Director of Inclusion and Diversity, McMaster-Carr Supply Company
Master of Applied Positive Psychology, University of Pennsylvania ‘19
Master of Business Administration, New York University ‘15
Bachelor of Arts in English, Harvard University ‘06
When Christina Cheuk (MAPP ‘19) applied for the Master of Applied Positive Psychology (MAPP) program at Penn, she didn’t know that her year of study would coincide with a long-distance move and a newly created position as Director of Inclusion and Diversity at McMaster-Carr. “It was an intensive year,” she laughs, “but MAPP just sort of hugs you. What I was learning was a support system in and of itself, because positive psychology applies to your personal well-being as well as your professional well-being.”
Prior to her year of transitions, Christina had taken on the role of Finance Director at McMaster-Carr and was looking into executive education opportunities to develop her knowledge of leadership and organizational structure. “I was regularly participating in conversations about how we are developing our teams, from individual contributors and departments all the way through every member of our management team up to the director level,” she explains. Her interest in how good leadership and structure look to individuals in an organization drew her to positive psychology instead, she says: “Whether I’m thinking about the way we structure our departments or coaching someone who directly reports to me, or thinking about flourishing for an individual or hundreds and thousands of people, that’s when positive psychology speaks to me.” Shortly after Christina was accepted to MAPP, her demonstrated interest in people management led to her appointment as the company’s first Director of Inclusion and Diversity. “It was perfect, because if anything the MAPP program aligns even better to my current role,” she adds.
As a MAPP student, Christina says, she was floored by the caliber of her classmates and faculty, many of whom came from a broad range of professions: business, education, entertainment, law. “The students were so motivated to practice what they preach, and it was refreshing to see the many ways positive psychology could be applied,” she reflects. “One of the worries that you might have in the program is ‘how am I actually supposed to take what I'm learning and make it happen in my company?’ But here there are fifty people earnestly trying it out in their industries, and it sparked a lot of ideas.” In her new role, Christina was able to put many of those ideas to work right away.
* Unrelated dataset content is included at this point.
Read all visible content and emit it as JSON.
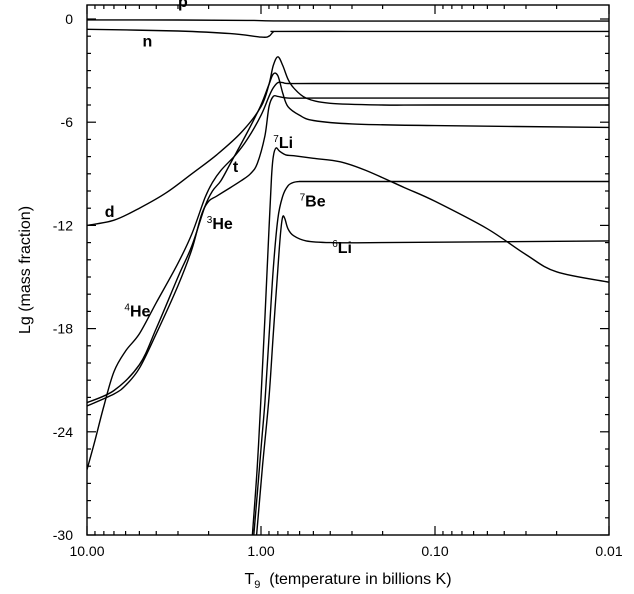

For example, she teaches workshops on active constructive responding, a listening technique that she also practices at home with her growing family. She has incorporated a strategy of appreciative inquiry into her company’s ongoing conversations about improving organizational culture and welcoming employees from diverse backgrounds. Christina includes space for meditation and self-care throughout corporate training sessions: “Inclusion and diversity affects people, and it’s hard not to get compassion fatigue,” she explains.
“MAPP is an investment in yourself,” concludes Christina. “It has tremendous personal value. But it is also an investment in a way of thinking: What is going right? How can we continue to strengthen that? What are we missing when we only identify problems?”